The show has shifted from being a little more naturalistic and intimate to backhandedly pushing products like cruise lines and beverages while introducing a three year old to a cast that consists of twenty and thirtysomethings. It’s strange but, alas, growing pains.
The good is still there though: characters like Rachel are still as hungry for life and love as possible; the budding romance between Sean and Megan is suffocatingly adorable; John and his rap career are still as funny as they were; and everyone seems to be having a great time. A big part of the show is the parents of the cast, who pop in to contextualize situations and serve as empathetic sounding boards for the many problems that Down syndrome persons deal with. The magic is still there but it can get lost in the reality of making a show in 2017.
Still, one person in the non-central cast continues shines through — and has been shining — as episodes continue on and on: Kris, Megan’s mom. Kris is a fortysomething single mother who is dedicated to her daughter, serving as her manager and confidant and general shoulder to lean or cry on. She is the type of mother who is there for her daughter’s every request but, as both are aware, has the unfortunate duty of breaking dreams by micro-dosing reality to someone like Megan who wants kids and wants to be an actress and wants to be independent but can only do so much given her disorder.

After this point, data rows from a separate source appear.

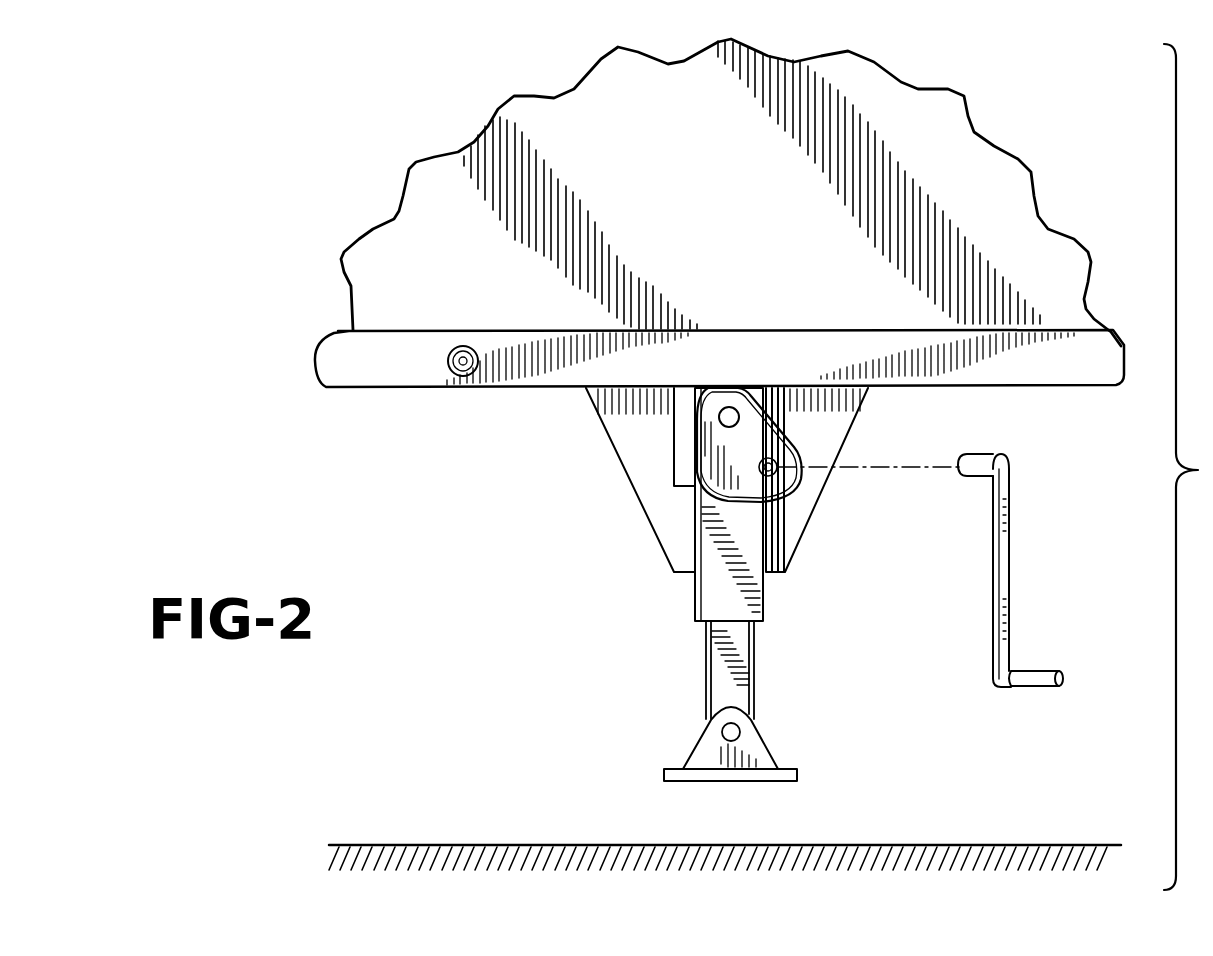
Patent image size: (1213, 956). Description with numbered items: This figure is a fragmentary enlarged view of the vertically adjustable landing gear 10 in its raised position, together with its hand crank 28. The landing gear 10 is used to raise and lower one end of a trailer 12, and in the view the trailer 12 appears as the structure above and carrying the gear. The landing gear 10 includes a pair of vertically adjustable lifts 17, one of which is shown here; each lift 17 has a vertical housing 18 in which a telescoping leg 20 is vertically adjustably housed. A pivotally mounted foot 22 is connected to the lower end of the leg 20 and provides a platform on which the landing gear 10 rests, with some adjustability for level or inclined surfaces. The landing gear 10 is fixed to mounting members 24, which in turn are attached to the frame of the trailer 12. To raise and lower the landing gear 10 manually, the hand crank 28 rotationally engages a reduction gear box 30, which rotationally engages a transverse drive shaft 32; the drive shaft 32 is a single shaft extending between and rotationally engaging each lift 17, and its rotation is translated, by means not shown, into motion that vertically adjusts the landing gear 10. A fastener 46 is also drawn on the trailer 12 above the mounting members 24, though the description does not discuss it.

The landing gear 10 is at (604, 647).
The trailer 12 is at (401, 228).
The vertically adjustable lift 17 is at (747, 584).
The vertical housing 18 is at (711, 605).
The telescoping leg 20 is at (719, 678).
The foot 22 is at (701, 752).
The mounting members 24 is at (683, 439).
The hand crank 28 is at (1003, 560).
The reduction gear box 30 is at (679, 422).
The transverse drive shaft 32 is at (728, 409).
The fastener 46 is at (463, 347).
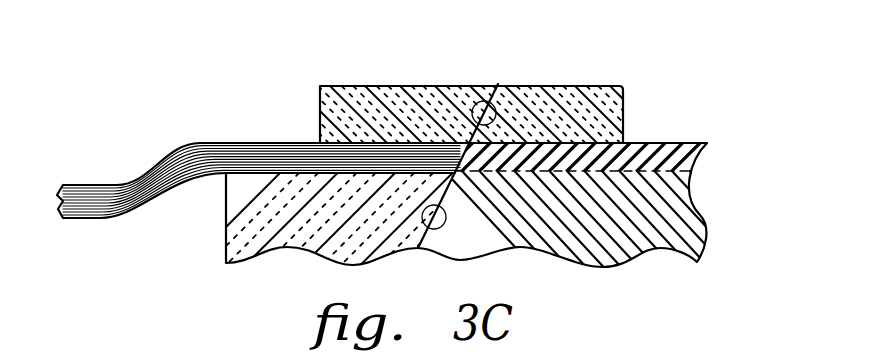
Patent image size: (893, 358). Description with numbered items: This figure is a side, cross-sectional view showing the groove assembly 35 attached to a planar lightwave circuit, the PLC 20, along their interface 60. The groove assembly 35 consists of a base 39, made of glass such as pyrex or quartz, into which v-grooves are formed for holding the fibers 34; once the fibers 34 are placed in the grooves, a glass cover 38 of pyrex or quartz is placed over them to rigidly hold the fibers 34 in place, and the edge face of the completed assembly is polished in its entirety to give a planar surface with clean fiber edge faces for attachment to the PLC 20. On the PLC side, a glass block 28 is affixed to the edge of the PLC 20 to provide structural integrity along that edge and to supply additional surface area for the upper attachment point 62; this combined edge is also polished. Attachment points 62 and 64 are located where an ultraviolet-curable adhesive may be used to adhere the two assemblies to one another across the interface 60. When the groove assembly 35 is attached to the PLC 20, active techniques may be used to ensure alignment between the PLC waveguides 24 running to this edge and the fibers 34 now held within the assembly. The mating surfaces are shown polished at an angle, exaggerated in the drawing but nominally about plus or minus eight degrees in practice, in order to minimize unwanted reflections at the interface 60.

The PLC 20 is at (685, 218).
The PLC waveguides 24 is at (655, 146).
The glass block 28 is at (604, 110).
The fibers 34 is at (119, 183).
The groove assembly 35 is at (328, 75).
The glass cover 38 is at (345, 105).
The base 39 is at (250, 226).
The interface 60 is at (503, 73).
The attachment point 62 is at (473, 101).
The attachment point 64 is at (431, 230).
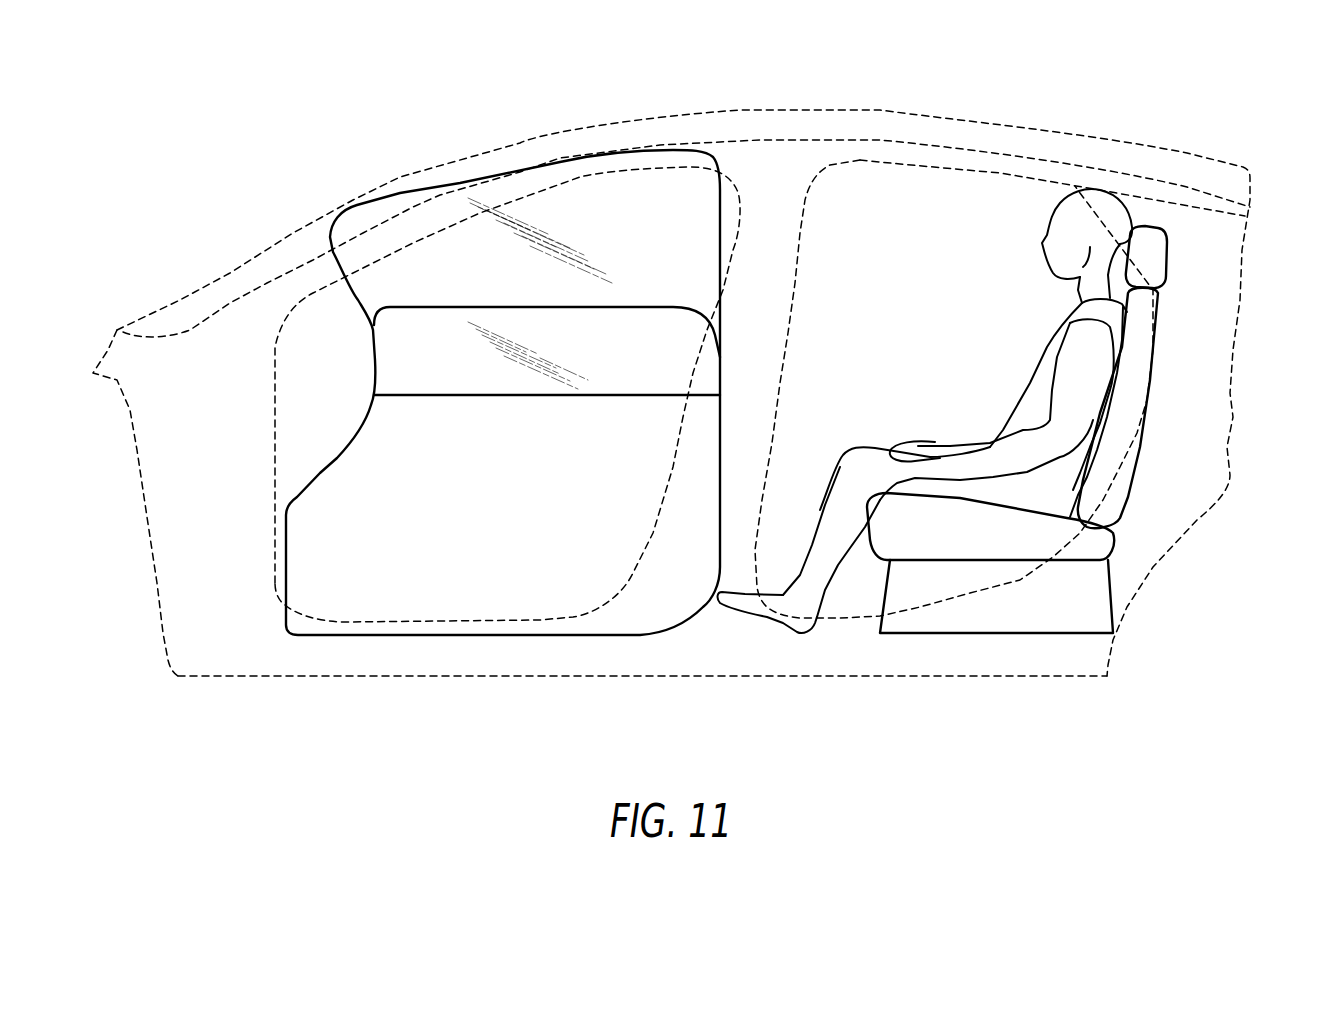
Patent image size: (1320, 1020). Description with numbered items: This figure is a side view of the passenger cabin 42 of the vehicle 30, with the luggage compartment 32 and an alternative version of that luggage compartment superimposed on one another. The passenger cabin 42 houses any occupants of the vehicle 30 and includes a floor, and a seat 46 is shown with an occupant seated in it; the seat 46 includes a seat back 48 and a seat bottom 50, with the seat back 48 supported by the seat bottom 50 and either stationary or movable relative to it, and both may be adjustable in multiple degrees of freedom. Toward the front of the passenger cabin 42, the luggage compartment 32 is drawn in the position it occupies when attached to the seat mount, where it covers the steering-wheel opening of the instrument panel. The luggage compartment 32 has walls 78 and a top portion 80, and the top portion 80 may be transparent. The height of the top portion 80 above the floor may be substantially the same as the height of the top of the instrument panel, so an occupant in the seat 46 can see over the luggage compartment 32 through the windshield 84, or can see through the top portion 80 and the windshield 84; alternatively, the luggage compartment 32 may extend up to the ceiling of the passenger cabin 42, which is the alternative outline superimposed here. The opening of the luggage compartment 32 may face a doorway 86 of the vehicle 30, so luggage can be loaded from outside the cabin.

The vehicle 30 is at (148, 93).
The luggage compartment 32 is at (373, 313).
The passenger cabin 42 is at (795, 532).
The seat 46 is at (1082, 429).
The seat back 48 is at (1140, 442).
The seat bottom 50 is at (1140, 495).
The walls 78 is at (320, 473).
The top portion 80 is at (412, 307).
The windshield 84 is at (230, 273).
The doorway 86 is at (527, 620).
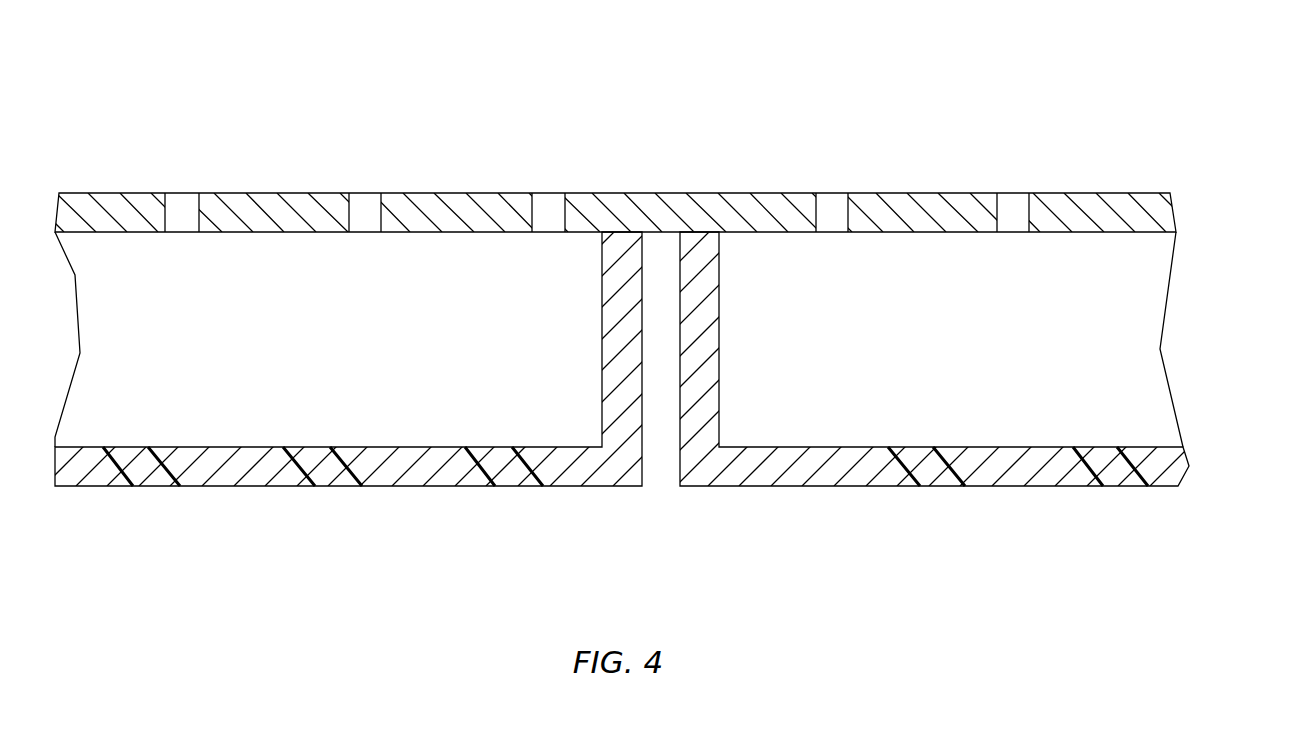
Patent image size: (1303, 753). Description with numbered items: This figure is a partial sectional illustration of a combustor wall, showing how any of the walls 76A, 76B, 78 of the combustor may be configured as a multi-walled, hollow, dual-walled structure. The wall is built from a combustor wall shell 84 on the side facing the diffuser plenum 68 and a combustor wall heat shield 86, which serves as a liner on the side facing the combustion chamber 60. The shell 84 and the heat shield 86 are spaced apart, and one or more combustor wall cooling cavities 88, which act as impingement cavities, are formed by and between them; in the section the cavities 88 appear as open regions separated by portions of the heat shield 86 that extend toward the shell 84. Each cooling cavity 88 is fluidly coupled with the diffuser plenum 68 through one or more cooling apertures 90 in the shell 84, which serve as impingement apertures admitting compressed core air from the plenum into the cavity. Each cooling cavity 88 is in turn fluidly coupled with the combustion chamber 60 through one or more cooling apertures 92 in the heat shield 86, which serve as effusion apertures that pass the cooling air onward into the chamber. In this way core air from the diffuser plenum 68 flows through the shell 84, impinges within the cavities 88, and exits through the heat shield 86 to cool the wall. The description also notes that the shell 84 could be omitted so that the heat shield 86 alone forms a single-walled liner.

The combustion chamber 60 is at (636, 612).
The diffuser plenum 68 is at (624, 87).
The wall 76A is at (664, 328).
The wall 76B is at (664, 328).
The wall 78 is at (664, 328).
The combustor wall shell 84 is at (436, 176).
The combustor wall heat shield 86 is at (598, 503).
The combustor wall cooling cavity 88 is at (302, 357).
The cooling aperture 90 is at (179, 198).
The cooling aperture 92 is at (150, 478).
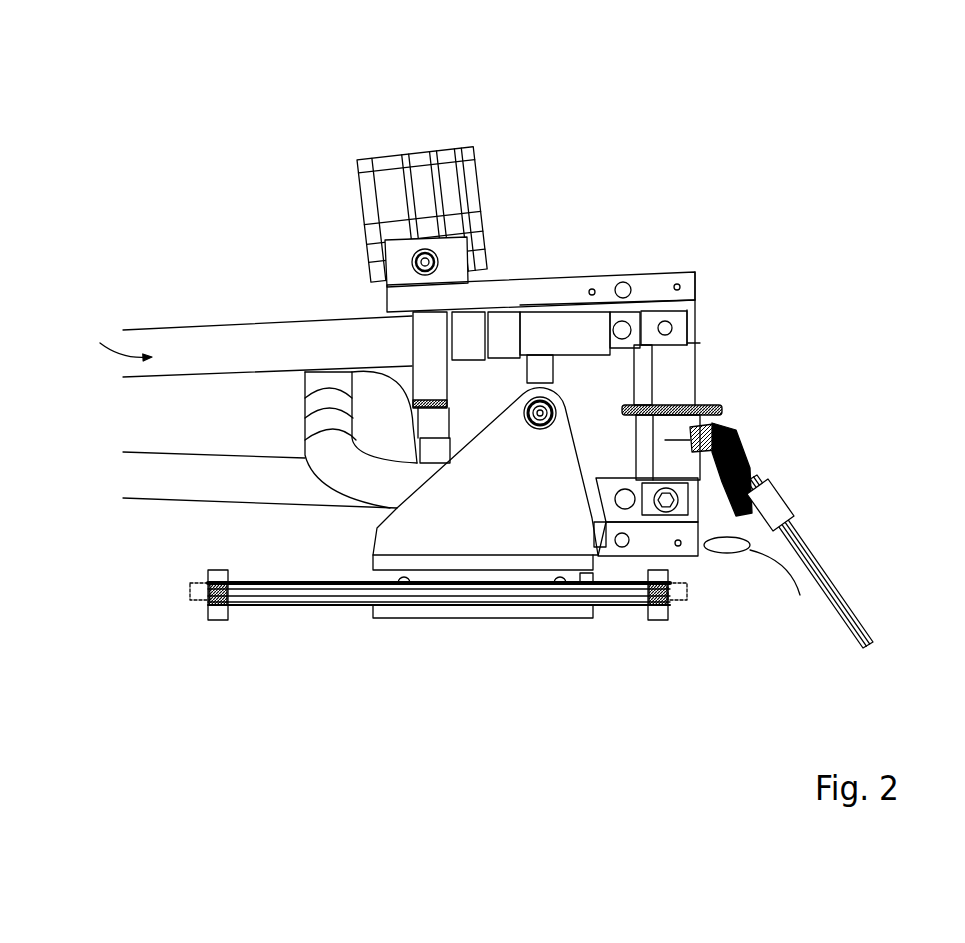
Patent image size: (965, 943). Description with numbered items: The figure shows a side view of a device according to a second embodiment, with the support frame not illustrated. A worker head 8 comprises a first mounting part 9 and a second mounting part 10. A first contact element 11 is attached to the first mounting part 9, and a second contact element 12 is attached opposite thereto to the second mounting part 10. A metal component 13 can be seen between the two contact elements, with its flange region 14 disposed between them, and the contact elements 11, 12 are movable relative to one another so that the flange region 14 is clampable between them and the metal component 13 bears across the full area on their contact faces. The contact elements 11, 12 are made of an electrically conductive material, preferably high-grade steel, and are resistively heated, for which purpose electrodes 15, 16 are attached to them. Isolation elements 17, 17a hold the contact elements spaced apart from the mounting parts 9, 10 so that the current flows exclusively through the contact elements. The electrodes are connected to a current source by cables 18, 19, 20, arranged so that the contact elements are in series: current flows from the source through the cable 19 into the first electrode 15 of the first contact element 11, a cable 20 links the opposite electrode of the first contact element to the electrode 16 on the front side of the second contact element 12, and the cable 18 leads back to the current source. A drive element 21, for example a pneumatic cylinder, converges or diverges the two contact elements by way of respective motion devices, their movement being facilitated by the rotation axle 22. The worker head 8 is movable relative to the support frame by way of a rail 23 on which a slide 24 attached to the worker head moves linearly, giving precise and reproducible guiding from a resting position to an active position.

The worker head 8 is at (718, 197).
The first mounting part 9 is at (523, 286).
The second mounting part 10 is at (647, 552).
The first contact element 11 is at (698, 389).
The second contact element 12 is at (713, 545).
The metal component 13 is at (785, 513).
The flange region 14 is at (700, 407).
The first electrode 15 is at (684, 323).
The electrode 16 is at (669, 510).
The isolation element 17 is at (637, 361).
The isolation element 17a is at (597, 548).
The cable 18 is at (141, 478).
The cable 19 is at (93, 330).
The cable 20 is at (311, 414).
The drive element 21 is at (421, 182).
The rotation axle 22 is at (525, 413).
The rail 23 is at (418, 602).
The slide 24 is at (416, 534).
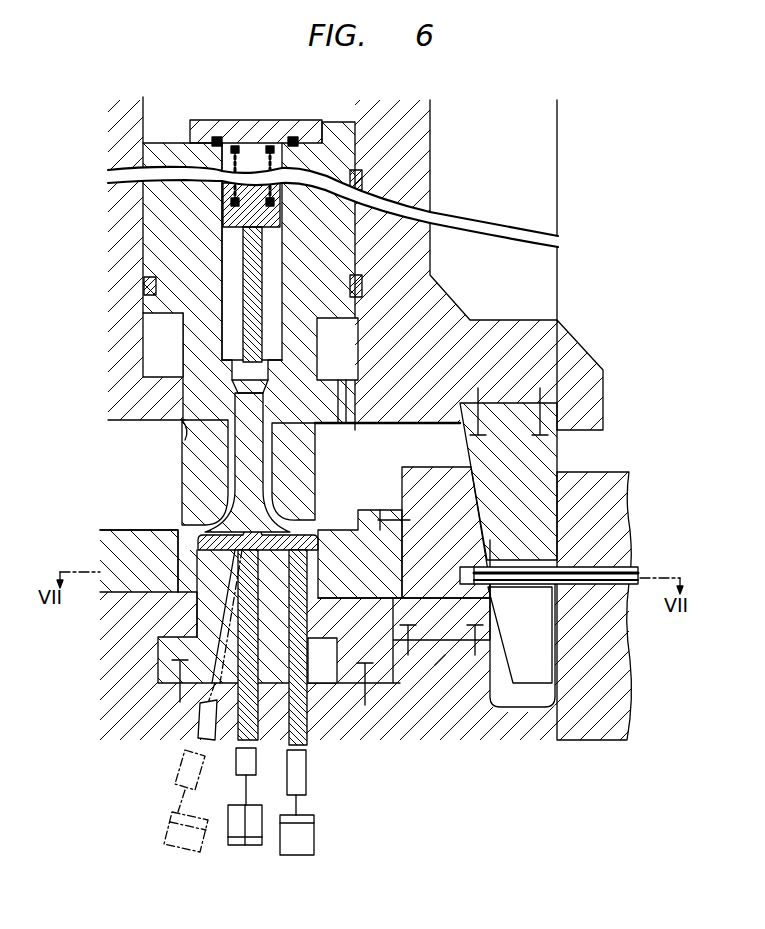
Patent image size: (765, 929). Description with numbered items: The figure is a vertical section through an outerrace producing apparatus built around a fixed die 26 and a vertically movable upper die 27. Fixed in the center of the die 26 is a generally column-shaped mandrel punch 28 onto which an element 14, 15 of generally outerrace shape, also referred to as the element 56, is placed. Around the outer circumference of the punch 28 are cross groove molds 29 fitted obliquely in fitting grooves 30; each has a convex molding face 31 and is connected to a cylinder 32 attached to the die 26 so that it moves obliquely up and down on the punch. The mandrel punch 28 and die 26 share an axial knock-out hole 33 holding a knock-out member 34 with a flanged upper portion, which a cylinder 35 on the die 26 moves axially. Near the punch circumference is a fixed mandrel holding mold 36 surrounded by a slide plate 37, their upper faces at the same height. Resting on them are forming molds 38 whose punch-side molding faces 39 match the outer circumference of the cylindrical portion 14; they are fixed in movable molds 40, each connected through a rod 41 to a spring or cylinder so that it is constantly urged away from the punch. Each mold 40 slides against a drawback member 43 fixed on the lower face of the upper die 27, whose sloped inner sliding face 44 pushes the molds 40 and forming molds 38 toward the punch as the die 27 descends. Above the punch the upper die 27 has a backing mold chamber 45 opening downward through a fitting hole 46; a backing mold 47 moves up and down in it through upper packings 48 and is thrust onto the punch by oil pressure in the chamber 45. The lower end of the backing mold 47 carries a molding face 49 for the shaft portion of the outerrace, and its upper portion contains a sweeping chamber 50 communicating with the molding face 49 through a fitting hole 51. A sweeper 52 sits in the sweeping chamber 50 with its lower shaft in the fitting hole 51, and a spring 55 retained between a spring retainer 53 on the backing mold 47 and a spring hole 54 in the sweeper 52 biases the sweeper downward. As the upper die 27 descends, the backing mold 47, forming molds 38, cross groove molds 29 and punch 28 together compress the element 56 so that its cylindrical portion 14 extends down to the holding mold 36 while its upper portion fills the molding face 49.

But what Kris does is represent the type of zen parent that we all wish we had. Many of us have great parents and many of us love our parents but Kris is the type of parent who you wish you had as a friend, the type who is as willing to sit and talk over champagne as she is to volunteer at a soup kitchen. She is incredibly telegenic and is constantly a willing comedic foil to the cast’s follies (one minute she is stifling a date, another she is the target of date solicitations).
Kris is also so extremely guarded which is a rarity in reality television. As she shared with The Gazette during the show’s second season, it’s a risk to be so available to television but she trusts (and pressures) the show to represent them all well. It’s nice to be on TV too but, as she notes, it’s a bit of advocacy and ambassadorship regarding the experiences of the differently abled. “We worked hard with early intervention and negotiated with the school systems for years and now we’re navigating the adult system,” she said. “We’re like a lot of other families with issues.”
She also has such a sharp eye for the world, one that the other parents have but rarely articulate. A little bit in a People interview reveals it all, in reference to her helping her daughter create a tie-dye business called Megology.
“We needed something that could provide self-employment for Megan,” says Kris. “I knew most of the jobs Megan would be presented with in life involved cleaning up after people or minimal social interaction. Those wouldn’t be a good fit.”
As someone who sees the world for what it is, someone who has had relative markers of success, Kris doesn’t sit around feeling sorry for anyone. She is sympathetic, yes, but she is a fierce advocate for dignity. That’s why she’s so lovable.
Born This Way is fantastic and a never ending feel good parade but people like Kris represent an everyday realness that you rarely see on television. She’s the type of person you’d love to have in your life and, whether performed or not, she seems like she has everything in her life in order. We can all hope to be like this.